LEC: Conversations: Among Friends (South African Artists) @ MoMA

EVENT ANNOUNCEMENT: CONVERSATIONS: AMONG FRIENDS

A public series presented by the Friends of Education of The Museum of Modern Art, Conversations: Among Friends explores works of art as reflections of their political and social contexts. Please feel free to share this invitation with friends, family, and colleagues. Tickets ($35) may be purchased at the Museum information desk, film desk, online, or through the Friends of Education office.


Conversations: Among Friends
FEATURING ARTISTS SENZENI MARASELA, VUYILE VOYIYA, AND SUE WILLIAMSON
WITH RIASON NAIDOO, DIRECTOR, SOUTH AFRICAN NATIONAL GALLERY

Tuesday, June 21, 2011

7:00 pm program | 8:15 pm reception

Doors open at 6:45 pm

The Roy and Niuta Titus Theater 2

The Museum of Modern Art

11 West 53 Street, New York City

 

 TICKETS ($35) MAY BE PURCHASED IN PERSON AT THE MUSEUM, ONLINE AT MOMA.ORG,

OR BY CALLING THE FRIENDS OF EDUCATION OFFICE  AT (212) 408-8517.

All tickets will be held at the door.

Please use The Ronald S. and Jo Carole Lauder Building entrance,
east of the Museum’s main entrance on Fifty-third Street.

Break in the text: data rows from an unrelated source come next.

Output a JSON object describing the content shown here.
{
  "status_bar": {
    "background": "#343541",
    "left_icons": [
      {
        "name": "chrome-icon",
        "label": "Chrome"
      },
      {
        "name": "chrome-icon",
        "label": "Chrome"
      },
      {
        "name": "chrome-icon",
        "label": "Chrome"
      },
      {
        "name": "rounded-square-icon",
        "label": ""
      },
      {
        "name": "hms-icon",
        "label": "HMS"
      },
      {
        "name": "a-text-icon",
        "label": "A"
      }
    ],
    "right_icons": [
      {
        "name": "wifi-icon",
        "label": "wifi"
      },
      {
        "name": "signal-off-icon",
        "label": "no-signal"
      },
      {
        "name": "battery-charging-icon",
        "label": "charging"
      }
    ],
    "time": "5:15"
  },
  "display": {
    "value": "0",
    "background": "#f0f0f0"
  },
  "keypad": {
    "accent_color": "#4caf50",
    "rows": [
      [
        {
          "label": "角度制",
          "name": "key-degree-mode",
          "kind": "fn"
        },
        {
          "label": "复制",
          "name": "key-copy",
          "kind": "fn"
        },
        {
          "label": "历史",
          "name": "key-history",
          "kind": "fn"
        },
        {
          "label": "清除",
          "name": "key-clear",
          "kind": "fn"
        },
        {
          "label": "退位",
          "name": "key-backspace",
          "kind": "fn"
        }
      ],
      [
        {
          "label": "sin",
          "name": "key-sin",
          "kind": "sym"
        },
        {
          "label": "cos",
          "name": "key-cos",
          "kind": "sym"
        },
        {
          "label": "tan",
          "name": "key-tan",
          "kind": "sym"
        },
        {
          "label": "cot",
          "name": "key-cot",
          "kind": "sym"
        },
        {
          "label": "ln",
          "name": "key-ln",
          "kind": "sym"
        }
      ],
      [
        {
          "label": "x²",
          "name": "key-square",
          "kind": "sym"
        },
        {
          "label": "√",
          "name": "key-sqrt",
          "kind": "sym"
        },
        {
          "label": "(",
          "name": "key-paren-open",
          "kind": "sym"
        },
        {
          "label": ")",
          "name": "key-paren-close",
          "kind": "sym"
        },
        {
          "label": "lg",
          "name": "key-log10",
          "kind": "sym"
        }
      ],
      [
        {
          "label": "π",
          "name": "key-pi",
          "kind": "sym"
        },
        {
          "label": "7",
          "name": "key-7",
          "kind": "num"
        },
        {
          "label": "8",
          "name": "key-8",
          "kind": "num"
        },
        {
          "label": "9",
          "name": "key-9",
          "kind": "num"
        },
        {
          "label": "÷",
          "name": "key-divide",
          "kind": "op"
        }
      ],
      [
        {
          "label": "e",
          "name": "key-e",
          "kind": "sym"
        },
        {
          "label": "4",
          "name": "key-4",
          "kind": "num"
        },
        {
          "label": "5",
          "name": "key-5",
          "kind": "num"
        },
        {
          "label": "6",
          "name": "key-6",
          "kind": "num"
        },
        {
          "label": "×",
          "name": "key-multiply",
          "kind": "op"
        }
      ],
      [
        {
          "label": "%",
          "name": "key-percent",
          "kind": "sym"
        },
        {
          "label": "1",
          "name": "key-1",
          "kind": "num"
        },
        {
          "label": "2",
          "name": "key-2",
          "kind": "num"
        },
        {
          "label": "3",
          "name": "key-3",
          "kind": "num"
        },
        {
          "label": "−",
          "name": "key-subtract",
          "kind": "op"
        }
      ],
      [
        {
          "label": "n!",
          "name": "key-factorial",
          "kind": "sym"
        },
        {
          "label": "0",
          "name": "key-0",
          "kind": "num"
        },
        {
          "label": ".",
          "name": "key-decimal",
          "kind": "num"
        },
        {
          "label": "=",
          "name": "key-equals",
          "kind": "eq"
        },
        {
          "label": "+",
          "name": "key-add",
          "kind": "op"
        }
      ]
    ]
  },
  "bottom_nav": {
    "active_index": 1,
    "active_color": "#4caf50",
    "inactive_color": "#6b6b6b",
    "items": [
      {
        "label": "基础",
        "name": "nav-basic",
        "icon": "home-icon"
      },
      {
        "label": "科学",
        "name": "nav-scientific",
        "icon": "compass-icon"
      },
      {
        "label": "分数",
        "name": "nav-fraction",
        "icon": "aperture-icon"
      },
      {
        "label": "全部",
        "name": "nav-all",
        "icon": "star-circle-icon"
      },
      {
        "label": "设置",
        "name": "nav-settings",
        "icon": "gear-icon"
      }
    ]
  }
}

This evening’s program presents a conversation between artists Senzeni Marasela, Vuyile Voyiya, and Sue Williamson, moderated by Riason Naidoo, Director, South African National Gallery, and featuring an introduction by Judy Hecker, Assistant Curator, Department of Prints and Illustrated Books, and organizer of Impressions from South Africa, 1965 to Now. Following the program, guests are invited to continue the conversation and meet the participants at an intimate reception in The Agnes Gund Garden Lobby.

Impressions from South Africa, 1965 to Now, on view through August 14 in The Paul J. Sachs Prints and Illustrated Books Galleries, presents nearly 80 prints, posters, books, and wall stencils created over the last five decades that demonstrate the exceptional reach, range, and impact of printed art in South Africa during and after a period of enormous upheaval. Drawn entirely from the Museum’s collection, this exhibition includes recent projects by Senzeni Marasela and Vuyile Voyiya, as well as a seminal work from the 1990s by Sue Williamson. Read more at MoMA.org/southafrica.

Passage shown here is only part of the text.